Под конец жизни поэт обрел вторую молодость. Его белые кудри над черной фаустовской бархатной крылаткой и цветными чулками мотались по Елисейским полям, пугая ночных прохожих. Он подбегал ночью к статуям Майоля, млеющим на лунном газоне перед Лувром, пылко обнимал и чувственно целовал их. Обескураженный полицейский урезонивал: «Господин, по газонам ходить воспрещается». — «Ну погоди, — сверкал глазами безумец века, — через час ты сменишься на дежурстве, и я тогда поимею их всех». У него в запасе была Вечность. В шутовстве этом, в буффонаде а-ля 20-е годы он хотел повернуть время вспять, будто снял деспотичное табу, будто расковался, но волчье одиночество проглядывало сквозь это ледяное какое-то безумство.
Он много сделал для русской поэзии, перевел непереводимого «Онегина», что само по себе уже подвиг, устраивал вечера советских поэтов, под его безумным знаменем вышла лучшая антология русской поэзии. Он помогал Эльзе переводить «Озу». Он немного объяснялся по-русски, говорил вам «ты», что не вязалось с его подчеркнутым аристократизмом. «Володя», — называл он Маяковского, своего гениального родственника, которого пережил на пятьдесят лет.
В фигуре его была стрельчатая легкость. Буржуазный жир не отягощал его. «Главное, не надо есть после семи вечера, и плавать, плавать. Я плаваю часами в море», — заговорщически шептал он за обедом на кухне, щелчком сбивая пепел со значка Почетного легиона на лацкане.
Где вы плаваете сейчас, в каких измерениях?

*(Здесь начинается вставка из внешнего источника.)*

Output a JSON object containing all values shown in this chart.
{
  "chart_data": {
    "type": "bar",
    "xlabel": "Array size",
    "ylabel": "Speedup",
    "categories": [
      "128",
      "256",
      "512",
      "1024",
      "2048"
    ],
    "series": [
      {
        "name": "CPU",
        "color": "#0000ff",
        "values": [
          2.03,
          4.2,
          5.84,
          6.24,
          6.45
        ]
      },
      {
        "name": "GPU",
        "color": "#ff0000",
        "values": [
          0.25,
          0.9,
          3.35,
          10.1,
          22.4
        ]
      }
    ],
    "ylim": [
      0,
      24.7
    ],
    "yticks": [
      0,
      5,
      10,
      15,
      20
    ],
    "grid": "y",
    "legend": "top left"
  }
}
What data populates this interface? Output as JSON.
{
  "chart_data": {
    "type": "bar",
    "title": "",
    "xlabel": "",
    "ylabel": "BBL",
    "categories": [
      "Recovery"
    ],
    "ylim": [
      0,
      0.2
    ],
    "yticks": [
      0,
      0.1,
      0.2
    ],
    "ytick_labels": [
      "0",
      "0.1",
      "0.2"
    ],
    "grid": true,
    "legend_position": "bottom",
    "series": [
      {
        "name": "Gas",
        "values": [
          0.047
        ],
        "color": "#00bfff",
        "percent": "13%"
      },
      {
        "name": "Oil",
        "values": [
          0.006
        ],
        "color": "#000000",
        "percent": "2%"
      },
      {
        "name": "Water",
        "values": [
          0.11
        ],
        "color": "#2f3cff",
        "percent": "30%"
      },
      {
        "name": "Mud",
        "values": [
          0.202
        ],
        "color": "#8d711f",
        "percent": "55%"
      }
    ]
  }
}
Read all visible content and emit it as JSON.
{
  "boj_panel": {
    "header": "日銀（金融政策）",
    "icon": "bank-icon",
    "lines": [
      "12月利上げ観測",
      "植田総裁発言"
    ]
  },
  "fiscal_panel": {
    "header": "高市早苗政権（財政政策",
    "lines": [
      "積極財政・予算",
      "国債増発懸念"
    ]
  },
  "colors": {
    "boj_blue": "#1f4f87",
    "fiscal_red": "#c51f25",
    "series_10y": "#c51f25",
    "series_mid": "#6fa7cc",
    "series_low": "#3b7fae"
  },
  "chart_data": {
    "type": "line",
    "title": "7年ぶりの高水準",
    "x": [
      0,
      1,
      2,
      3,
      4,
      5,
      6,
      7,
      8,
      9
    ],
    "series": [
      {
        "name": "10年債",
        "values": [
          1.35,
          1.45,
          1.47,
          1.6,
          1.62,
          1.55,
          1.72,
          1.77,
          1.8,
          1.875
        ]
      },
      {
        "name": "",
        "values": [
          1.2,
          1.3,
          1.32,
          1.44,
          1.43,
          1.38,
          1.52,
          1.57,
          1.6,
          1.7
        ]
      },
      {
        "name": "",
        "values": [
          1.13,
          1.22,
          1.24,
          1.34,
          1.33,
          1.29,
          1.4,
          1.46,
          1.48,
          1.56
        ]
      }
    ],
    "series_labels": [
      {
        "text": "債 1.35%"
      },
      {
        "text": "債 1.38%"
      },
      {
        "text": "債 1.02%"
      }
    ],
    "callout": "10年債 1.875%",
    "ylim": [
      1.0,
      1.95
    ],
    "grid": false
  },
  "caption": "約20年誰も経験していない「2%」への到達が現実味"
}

Он остался в бессмертной стихии языка.
В дни траура в доме у переводчика русской поэзии Леона Робеля мы листали подаренное ему отцом собрание подпольных «Юманите» времен оккупации. Отпечатанные на машинке, на гектографе, на оберточной бумаге в переносных типографиях, эти пожухлые листки впервые принесли читателям стихи Арагона. Его псевдоним был «Франсуа Гнев». Гонораром за них могла быть только пуля, только этим чувством, ценой жизни проверяется подлинная поэзия. Не раз я видел, как он болел от бешенства, встречаясь с низостью.
Что писал он, ожидая еженощного звонка в дверь, скрываясь от слежки, пребывая в нелегальщине?
Он писал пронзительно светлые страницы о Матиссе. В них счастье чувства. Он был влюблен в Матисса, и эта влюбленность стала книгой.
Роман написан в темные годы, между арестами, бегством, страхом за жизнь, но стихия чувства — светла, именно она стала романом. Страницы этого волшебного текста светятся, слова смущенно сияют — это самое упоительное из его повествований. Когда страна его была порабощена, национальная честь попрана, он писал, он думал о наиболее французском изо всех живущих, ведь по чистоте и новизне взгляда Матисс — наиболее французский художник. Матисс — Франция, цвета надежды.
Странно это, но когда вам тоскуется, возьмите эту книгу — вы окунетесь в эти цветные страницы, написанные в страшные годы одиноким поэтом, вам полегчает, и сердце просветлеет. Я не знаю более счастливого из его романов.
Арагон захлебывается, некоторые слова он пишет по-русски: например, «современник» взято им у Лермонтова. Здесь дневниковый Арагон, без маски, без рамок, без наивного и мстительного театра, это обнаженная беззаветность чувства, поэт таков, каков он есть.
Для него Матисс — поэт, так же как Бодлер и Петрарка. Он яростно защищает Петрарку от гробокопателей, как себя защищает от прижизненных и посмертных мировых сплетников. Сам он, продолжая Блока и полемизируя с ним, ввел Прекрасную Даму в ежедневный быт. Проза поэта открывает внутреннюю стихию его, в ней упоение и отчаяние. Роман писался тридцать лет, прочитайте его, вы почувствуете истинного Арагона. Сегодня в нашем холодном веке чувство — редкий гость в литературе, порой лишь злость озаряет перо — это повесть безоглядной влюбленности, исповедь любви одного художника к другому, хотя их и разделяли десятилетия возраста.